Gedenken an Bezirksamts-Zwangsarbeiter ohne Hausnummer?
Eine Schmierenkomödie der SPD, Stichwortgeber: CDU, gilt es im nachhinein zu bewundern:
Am Dienstag (13. Juni) befaßte sich der Kulturausschuß mit einem überfraktionellen Antrag für die Juni-BVV, in dem „das Bezirksamt beauftragt (wird), eine Gedenktafel an der Wilhelmsaue 40 in Wilmersdorf anzubringen, die an das Zwangsarbeitslager des Bezirksamtes Wilmersdorf sowie alle Zwangsarbeitslager in Wilmersdorf während des Zweiten Weltkriegs erinnert“.

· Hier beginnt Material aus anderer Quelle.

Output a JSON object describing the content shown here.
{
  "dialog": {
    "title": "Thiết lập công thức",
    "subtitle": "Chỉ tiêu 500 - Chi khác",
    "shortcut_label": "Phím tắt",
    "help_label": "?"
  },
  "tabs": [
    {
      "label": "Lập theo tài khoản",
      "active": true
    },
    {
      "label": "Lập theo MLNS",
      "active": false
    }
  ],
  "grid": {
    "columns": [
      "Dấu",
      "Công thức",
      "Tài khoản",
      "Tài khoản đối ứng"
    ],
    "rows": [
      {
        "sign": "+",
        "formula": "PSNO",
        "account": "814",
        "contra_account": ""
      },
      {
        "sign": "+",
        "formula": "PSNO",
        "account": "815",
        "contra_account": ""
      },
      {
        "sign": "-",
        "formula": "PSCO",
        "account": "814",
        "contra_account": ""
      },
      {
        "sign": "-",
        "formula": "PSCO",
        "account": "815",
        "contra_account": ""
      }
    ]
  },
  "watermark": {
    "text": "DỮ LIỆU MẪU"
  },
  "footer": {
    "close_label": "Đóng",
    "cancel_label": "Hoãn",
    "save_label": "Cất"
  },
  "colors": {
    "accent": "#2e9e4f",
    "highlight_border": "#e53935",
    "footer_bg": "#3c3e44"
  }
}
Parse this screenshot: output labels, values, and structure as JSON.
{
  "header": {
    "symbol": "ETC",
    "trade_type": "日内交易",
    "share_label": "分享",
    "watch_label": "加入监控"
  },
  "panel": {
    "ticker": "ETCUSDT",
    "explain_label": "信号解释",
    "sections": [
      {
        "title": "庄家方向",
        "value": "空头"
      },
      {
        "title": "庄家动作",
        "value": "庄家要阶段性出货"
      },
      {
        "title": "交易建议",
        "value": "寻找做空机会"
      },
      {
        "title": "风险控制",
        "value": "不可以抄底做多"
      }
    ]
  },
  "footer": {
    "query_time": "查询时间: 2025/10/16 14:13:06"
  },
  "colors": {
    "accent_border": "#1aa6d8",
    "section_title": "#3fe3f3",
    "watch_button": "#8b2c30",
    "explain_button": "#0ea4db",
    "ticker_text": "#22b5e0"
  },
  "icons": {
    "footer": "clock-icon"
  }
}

Alles schien geklärt. Aber dann kam die anwesende BezStRin Schmitt-Schmelz (SPD) plötzlich mit einem Brief heraus, den sie erst am Vortag erhalten hätte -- weshalb sie keine Zeit gehabt hätte, ihn zu vervielfältigen. Sie las aus ihm vor – ohne den Namen des Absenders zu nennen: Es hätte sich ein neues Dokument gefunden, aus dem sich ergebe,daß das Zwangsarbeiterlager des Bezirksamtes in Hausnummer 43 bis 46 gelegen habe – ohne daß dem Brief eine Kopie des Dokuments beilag.
Sogleich schlug BV Hartmann (CDU) vor, nunmehr die Hausnummer 40 aus dem Antrag zu streichen.
Sogleich schlug BV Schulte (SPD) vor, den Antrag zu vertagen – oder die Hausnummer 40 zu streichen.
Sogleich erklärte BezStRin Schmitt-Schmelz, sie fände es „sympathisch*, die 40 rauszulassen“.
Ergebnis der anschließenden Diskussion: Ein anonymes** Schreiben, das keiner gesehen hat und dem keine Beweise beilagen, genügte den Bezirksverordneten, um die Hausnummer 40 aus dem Entwurf zu streichen.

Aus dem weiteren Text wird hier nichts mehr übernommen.